O sorriso de Maria Tereza
Por Francisco Frassales Cartaxo
Já estava tudo pronto quando chegamos ao Instituto Nina Rodrigues. Maria Tereza vestia jaleco branco, luvas e acessórios para realizar perícia sexológica forense. Deitada em rústica maca uma adolescente da periferia de Salvador aguardava. Naquele estranho cenário tivemos a primeira aula prática de Medicina Legal, disciplina do final do curso de direito. A linda Maria Tereza era assistente do catedrático Estácio de Lima, célebre professor que ministrava aulas teóricas, com sua larga experiência de bacharel em Direito, formado no Recife, e doutor em Medicina pela Faculdade da Bahia, a mais antiga do Brasil. Autor do livro O mundo estranho dos cangaceiros: ensaio biossociológico era famoso, também, por se envolver em polêmicas relacionadas com imagens e estudos sobre o cangaço.
Maria Tereza, jovem médica legista, nos recebeu na apertada sala, cada um a querer se aproximar daquela menina-moça submetida ao vexame de se ver cercada de rapazes e moças. Magrinho, pude me infiltrar melhor e sentir de perto seu enorme constrangimento. Por quê? Ora, a aula era sobre a materialidade do crime de sedução, tipificado no Código Penal de 1940, cuja definição representava enorme avanço, comparado com a legislação penal do começo da República, a partir deste esquisito nome: defloramento. Como? Isso mesmo. Tirar a flor. Ato de desvirginar menor de idade usando sedução, engano ou fraude. Ao contrário do estupro, portanto, pressupunha o consentimento da vítima.
Pois bem, estava frente a nossos olhos um caso real de sedução, Maria Tereza a iluminar com pequena lanterna as partes pudendas da jovem negra, e mostrar as características da consumação ou não do crime, enquanto apontava os detalhes físicos, para enfim concluir com sua voz encantadora:
– Vejam, inexiste a materialidade do crime de sedução, ela continua virgem… isto constará do laudo pericial a ser anexado ao processo, aberto pela suspeita da mãe queixosa.

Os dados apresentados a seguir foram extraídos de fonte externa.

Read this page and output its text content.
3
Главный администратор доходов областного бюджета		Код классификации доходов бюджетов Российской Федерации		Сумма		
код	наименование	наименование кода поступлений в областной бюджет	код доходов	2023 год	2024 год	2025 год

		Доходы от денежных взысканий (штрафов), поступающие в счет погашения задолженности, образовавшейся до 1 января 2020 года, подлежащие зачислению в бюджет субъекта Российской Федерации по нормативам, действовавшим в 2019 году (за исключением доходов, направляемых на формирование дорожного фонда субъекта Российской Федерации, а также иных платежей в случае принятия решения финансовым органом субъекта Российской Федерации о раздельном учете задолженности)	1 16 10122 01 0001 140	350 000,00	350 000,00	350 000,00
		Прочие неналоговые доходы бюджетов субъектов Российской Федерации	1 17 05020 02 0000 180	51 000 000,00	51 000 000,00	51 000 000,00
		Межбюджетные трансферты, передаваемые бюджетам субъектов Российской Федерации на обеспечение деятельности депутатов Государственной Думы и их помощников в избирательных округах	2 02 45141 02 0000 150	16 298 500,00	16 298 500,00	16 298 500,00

Mero figurante, eu conservo na memória a cena, que sempre aflora junto com outra, ocorrida pouco tempo depois no consultório particular de Maria Tereza. Desta vez me marcou a alegria pós-exame. Sozinho na sala de espera, primeiro, veio o sorriso largo e, depois, com a mão no ombro da jovem de 15 anos, a frase tranquilizadora:
– No máximo houve cópula pré-vestibular, sem penetração.
O sorriso lindo de Maria Tereza está gravado até hoje, mais aceso do que o fim da angustiante dúvida da amiguinha.